The South African country is on the verge of becoming a “new Guyana” with multiple oil discoveries by Shell and TotalEnergies in recent years.
Galp’s partners in PEL 83 are Namibia state company Namcor and local company Custos Energy. Each holds 10 percent equity.
PEL 83 is located immediate north of multiple recent oil discoveries by Shell and TotalEnergies in the same Orange Basin.
What’s new:
Galp’s stock price jumped more than 20 percent after news broke of the positive flow test.
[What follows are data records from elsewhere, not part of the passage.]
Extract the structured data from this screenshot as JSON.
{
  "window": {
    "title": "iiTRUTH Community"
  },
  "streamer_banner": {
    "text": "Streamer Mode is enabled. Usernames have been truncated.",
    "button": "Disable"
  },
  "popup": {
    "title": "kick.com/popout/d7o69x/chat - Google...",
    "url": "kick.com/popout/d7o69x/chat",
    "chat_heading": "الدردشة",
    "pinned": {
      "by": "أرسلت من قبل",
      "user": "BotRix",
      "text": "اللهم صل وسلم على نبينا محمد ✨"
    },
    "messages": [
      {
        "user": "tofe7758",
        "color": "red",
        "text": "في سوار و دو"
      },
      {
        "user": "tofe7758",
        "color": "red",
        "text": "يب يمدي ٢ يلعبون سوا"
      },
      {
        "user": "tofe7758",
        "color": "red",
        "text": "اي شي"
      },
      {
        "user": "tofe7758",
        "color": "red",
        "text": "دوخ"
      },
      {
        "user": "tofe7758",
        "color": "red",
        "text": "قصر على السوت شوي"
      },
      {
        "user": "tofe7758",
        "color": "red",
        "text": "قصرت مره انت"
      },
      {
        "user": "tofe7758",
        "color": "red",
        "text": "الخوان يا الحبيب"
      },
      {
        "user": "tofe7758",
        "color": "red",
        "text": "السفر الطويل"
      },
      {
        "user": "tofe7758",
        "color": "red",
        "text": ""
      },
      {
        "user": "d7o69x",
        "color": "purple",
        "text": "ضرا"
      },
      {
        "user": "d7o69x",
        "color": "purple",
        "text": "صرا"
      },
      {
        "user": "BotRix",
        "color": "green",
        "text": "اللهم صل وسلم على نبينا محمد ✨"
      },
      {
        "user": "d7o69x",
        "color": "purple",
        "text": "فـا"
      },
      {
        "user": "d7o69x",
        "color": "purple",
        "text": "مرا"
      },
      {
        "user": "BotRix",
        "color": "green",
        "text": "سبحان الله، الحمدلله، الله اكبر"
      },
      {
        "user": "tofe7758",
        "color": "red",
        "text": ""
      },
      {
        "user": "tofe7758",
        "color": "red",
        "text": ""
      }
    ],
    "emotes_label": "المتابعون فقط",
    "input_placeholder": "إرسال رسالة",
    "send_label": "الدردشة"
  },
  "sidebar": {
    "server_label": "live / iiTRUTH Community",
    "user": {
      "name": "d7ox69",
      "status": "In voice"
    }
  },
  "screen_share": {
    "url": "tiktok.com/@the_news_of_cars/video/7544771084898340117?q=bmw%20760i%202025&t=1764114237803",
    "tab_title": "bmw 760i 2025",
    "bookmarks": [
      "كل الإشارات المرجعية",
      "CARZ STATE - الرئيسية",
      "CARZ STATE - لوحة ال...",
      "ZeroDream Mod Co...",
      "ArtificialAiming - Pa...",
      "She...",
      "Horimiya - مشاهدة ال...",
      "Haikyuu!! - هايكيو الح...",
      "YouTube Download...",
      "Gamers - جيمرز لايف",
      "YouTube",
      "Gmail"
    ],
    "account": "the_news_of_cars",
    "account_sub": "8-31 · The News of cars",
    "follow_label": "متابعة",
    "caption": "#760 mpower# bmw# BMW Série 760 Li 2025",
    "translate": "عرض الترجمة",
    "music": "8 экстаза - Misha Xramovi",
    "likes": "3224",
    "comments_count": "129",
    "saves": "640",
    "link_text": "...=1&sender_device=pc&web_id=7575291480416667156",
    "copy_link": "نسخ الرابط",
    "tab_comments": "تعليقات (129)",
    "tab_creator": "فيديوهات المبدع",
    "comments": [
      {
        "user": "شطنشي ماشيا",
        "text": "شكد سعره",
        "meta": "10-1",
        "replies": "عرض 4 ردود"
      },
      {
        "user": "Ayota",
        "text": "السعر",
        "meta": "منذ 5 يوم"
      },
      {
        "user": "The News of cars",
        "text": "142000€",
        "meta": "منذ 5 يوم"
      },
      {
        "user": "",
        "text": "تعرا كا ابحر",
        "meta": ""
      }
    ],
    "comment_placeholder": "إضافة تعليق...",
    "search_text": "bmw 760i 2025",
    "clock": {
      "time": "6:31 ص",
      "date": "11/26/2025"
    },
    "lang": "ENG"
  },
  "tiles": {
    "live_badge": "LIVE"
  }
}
Last Friday, TotalEnergies’ CEO Patrick Pouyanné announced that Total plans to take FID by the end of 2025 for its 2 billion barrels in the nearby Venus oil discovery with 150,000–180,000 bopd FPSO.
Pouyanné said that it would not surprise him “if there are six or seven FPSO projects in Namibia in the future.” This is similar to the activity in Guyana, led by ExxonMobil.
As of Monday, Chevron has taken 80 percent ownership and operatorship for PEL 82 in offshore Namibia, with NAMCOR and Costos Energy each owning 10 percent. Chevron is an old hand in Namibia, having discovered the Kudu gas field 50 years ago.
Why it matters:
Galp has hired Bank of America to divest up to 50 percent of its equity in PE 83. It is interesting that Galp is divesting equity now, as normally companies would drill a few more appraisal wells to beef up the value before diluting.
Huge opportunities exist in offshore Namibia for drilling and service companies.
Significant growth opportunities have also emerged for exploration and field development, even though close to 30 exploratory wells drilled in northern Namibia offshore basins have been unsuccessful so far.